Since scooting can be triggered by a number of different anal gland conditions, I immediately hopped in my car and drove to my vet. I kept praying it wasn’t worms or something worse. Turns out, Diego had swollen anal glands that needed to be drained—it’s pretty common. But, during my vet visit, I busted out my old news reporter skills and interviewed her about the common causes of scooting.

Four Reasons Dogs Scoot 

1) Anal Sac Problems

Located internally on each side of your dog’s anus (at approximately 4 and 8 o’clock) are small pouches—they are called anal glands. They make a smelly, oily fluid used to identify each other and mark their territory. Usually, these glands drain themselves when they pass a healthy bowel movement of normal consistency. If they don’t empty properly, though, the anal glands can become inflamed, blocked, and abscessed. This causes a lot of discomfort for your canine cutie. So, in an attempt to relieve that discomfort, they will scoot their butt across the floor.

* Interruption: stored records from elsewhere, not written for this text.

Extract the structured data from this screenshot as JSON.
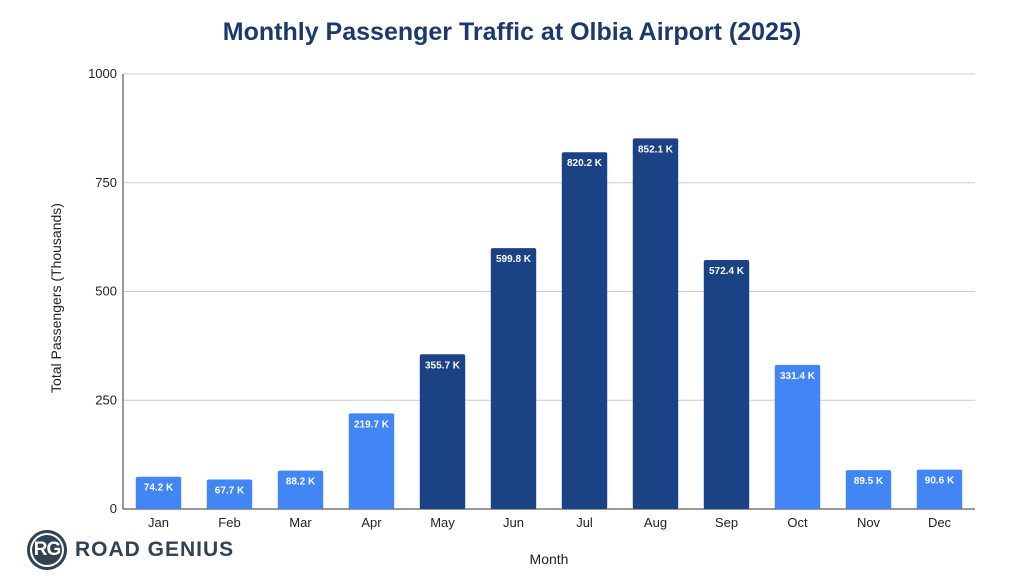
{
  "colors": {
    "light": "#4285f4",
    "dark": "#1c4286",
    "grid": "#cccccc",
    "title": "#1b3a6b"
  },
  "chart_data": {
    "type": "bar",
    "title": "Monthly Passenger Traffic at Olbia Airport (2025)",
    "xlabel": "Month",
    "ylabel": "Total Passengers (Thousands)",
    "ylim": [
      0,
      1000
    ],
    "yticks": [
      0,
      250,
      500,
      750,
      1000
    ],
    "grid": true,
    "categories": [
      "Jan",
      "Feb",
      "Mar",
      "Apr",
      "May",
      "Jun",
      "Jul",
      "Aug",
      "Sep",
      "Oct",
      "Nov",
      "Dec"
    ],
    "values": [
      74.2,
      67.7,
      88.2,
      219.7,
      355.7,
      599.8,
      820.2,
      852.1,
      572.4,
      331.4,
      89.5,
      90.6
    ],
    "labels": [
      "74.2 K",
      "67.7 K",
      "88.2 K",
      "219.7 K",
      "355.7 K",
      "599.8 K",
      "820.2 K",
      "852.1 K",
      "572.4 K",
      "331.4 K",
      "89.5 K",
      "90.6 K"
    ],
    "bar_shade": [
      "light",
      "light",
      "light",
      "light",
      "dark",
      "dark",
      "dark",
      "dark",
      "dark",
      "light",
      "light",
      "light"
    ]
  },
  "logo": {
    "badge": "RG",
    "text": "ROAD GENIUS"
  }
}
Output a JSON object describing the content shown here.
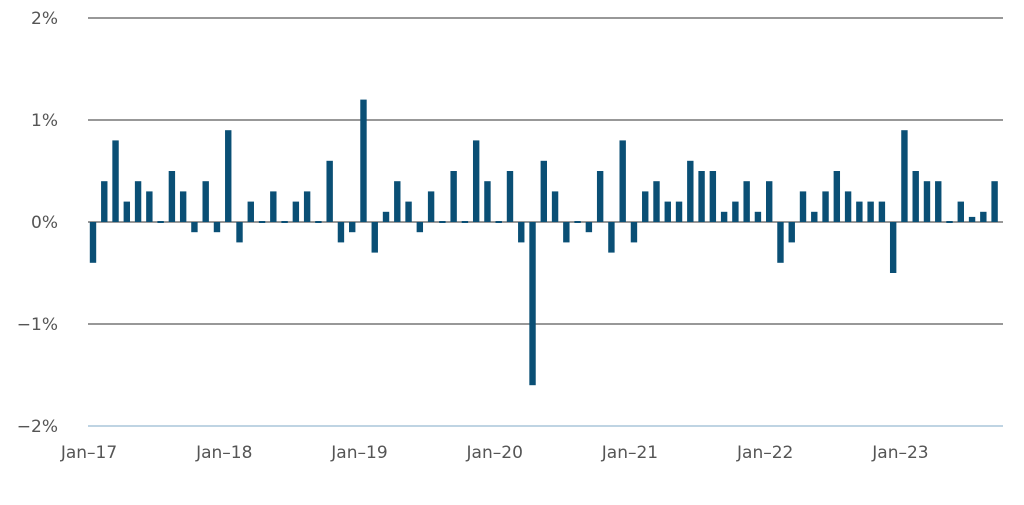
{
  "chart_data": {
    "type": "bar",
    "title": "",
    "xlabel": "",
    "ylabel": "",
    "ylim": [
      -2,
      2
    ],
    "y_ticks": [
      {
        "value": 2,
        "label": "2%"
      },
      {
        "value": 1,
        "label": "1%"
      },
      {
        "value": 0,
        "label": "0%"
      },
      {
        "value": -1,
        "label": "−1%"
      },
      {
        "value": -2,
        "label": "−2%"
      }
    ],
    "x_ticks": [
      {
        "date": "2017-01",
        "label": "Jan–17"
      },
      {
        "date": "2018-01",
        "label": "Jan–18"
      },
      {
        "date": "2019-01",
        "label": "Jan–19"
      },
      {
        "date": "2020-01",
        "label": "Jan–20"
      },
      {
        "date": "2021-01",
        "label": "Jan–21"
      },
      {
        "date": "2022-01",
        "label": "Jan–22"
      },
      {
        "date": "2023-01",
        "label": "Jan–23"
      }
    ],
    "grid": true,
    "legend": "none",
    "colors": {
      "bar": "#0a4f75",
      "gridline": "#5a5a5a",
      "bottom_line": "#aac6da",
      "tick_label": "#555555"
    },
    "dates": [
      "2017-01",
      "2017-02",
      "2017-03",
      "2017-04",
      "2017-05",
      "2017-06",
      "2017-07",
      "2017-08",
      "2017-09",
      "2017-10",
      "2017-11",
      "2017-12",
      "2018-01",
      "2018-02",
      "2018-03",
      "2018-04",
      "2018-05",
      "2018-06",
      "2018-07",
      "2018-08",
      "2018-09",
      "2018-10",
      "2018-11",
      "2018-12",
      "2019-01",
      "2019-02",
      "2019-03",
      "2019-04",
      "2019-05",
      "2019-06",
      "2019-07",
      "2019-08",
      "2019-09",
      "2019-10",
      "2019-11",
      "2019-12",
      "2020-01",
      "2020-02",
      "2020-03",
      "2020-04",
      "2020-05",
      "2020-06",
      "2020-07",
      "2020-08",
      "2020-09",
      "2020-10",
      "2020-11",
      "2020-12",
      "2021-01",
      "2021-02",
      "2021-03",
      "2021-04",
      "2021-05",
      "2021-06",
      "2021-07",
      "2021-08",
      "2021-09",
      "2021-10",
      "2021-11",
      "2021-12",
      "2022-01",
      "2022-02",
      "2022-03",
      "2022-04",
      "2022-05",
      "2022-06",
      "2022-07",
      "2022-08",
      "2022-09",
      "2022-10",
      "2022-11",
      "2022-12",
      "2023-01",
      "2023-02",
      "2023-03",
      "2023-04",
      "2023-05",
      "2023-06",
      "2023-07",
      "2023-08",
      "2023-09"
    ],
    "values": [
      -0.4,
      0.4,
      0.8,
      0.2,
      0.4,
      0.3,
      0.0,
      0.5,
      0.3,
      -0.1,
      0.4,
      -0.1,
      0.9,
      -0.2,
      0.2,
      0.0,
      0.3,
      0.0,
      0.2,
      0.3,
      0.0,
      0.6,
      -0.2,
      -0.1,
      1.2,
      -0.3,
      0.1,
      0.4,
      0.2,
      -0.1,
      0.3,
      0.0,
      0.5,
      0.0,
      0.8,
      0.4,
      0.0,
      0.5,
      -0.2,
      -1.6,
      0.6,
      0.3,
      -0.2,
      0.0,
      -0.1,
      0.5,
      -0.3,
      0.8,
      -0.2,
      0.3,
      0.4,
      0.2,
      0.2,
      0.6,
      0.5,
      0.5,
      0.1,
      0.2,
      0.4,
      0.1,
      0.4,
      -0.4,
      -0.2,
      0.3,
      0.1,
      0.3,
      0.5,
      0.3,
      0.2,
      0.2,
      0.2,
      -0.5,
      0.9,
      0.5,
      0.4,
      0.4,
      0.0,
      0.2,
      0.05,
      0.1,
      0.4
    ]
  }
}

Scooting is one of the main signs of anal sac problems. Other signs include:

  • Chewing or licking the area
  • Swelling around the anus
  • Trouble defecating

While you can learn to drain the anal glands yourself, it’s easier to have your vet or well-trained groomer do it for you. 

2) Worms

Another reason dogs drag their butt on the ground is because they have tapeworms. Your pup can get infected by tapeworms if he swallows worm-infested fleas. If you find your dog scooting, check his rectum. If you see tiny, white, rice-like worms then your dog may have tapeworms. Check with your vet. Tapeworms are treatable with medication.

3) Rectal Prolapse

Rectal prolapse occurs when the final portion of the large intestine protrudes through the anus. When this occurs, you will actually be able to see your dog’s anal tissue and rectal lining sticking out of his anus. If your dog is experiencing rectal prolapse, get him checked by a vet immediately. Your vet may need to stitch your dog’s anus or perform surgery to prevent it from happening again. 

4) Tumors

If your dog has an anal gland tumor then their bottom will swell, causing major discomfort. In an attempt to relieve that discomfort, they will scoot their butts across the floor. If you think your dog may have an anal tumor, make sure to visit your vet ASAP.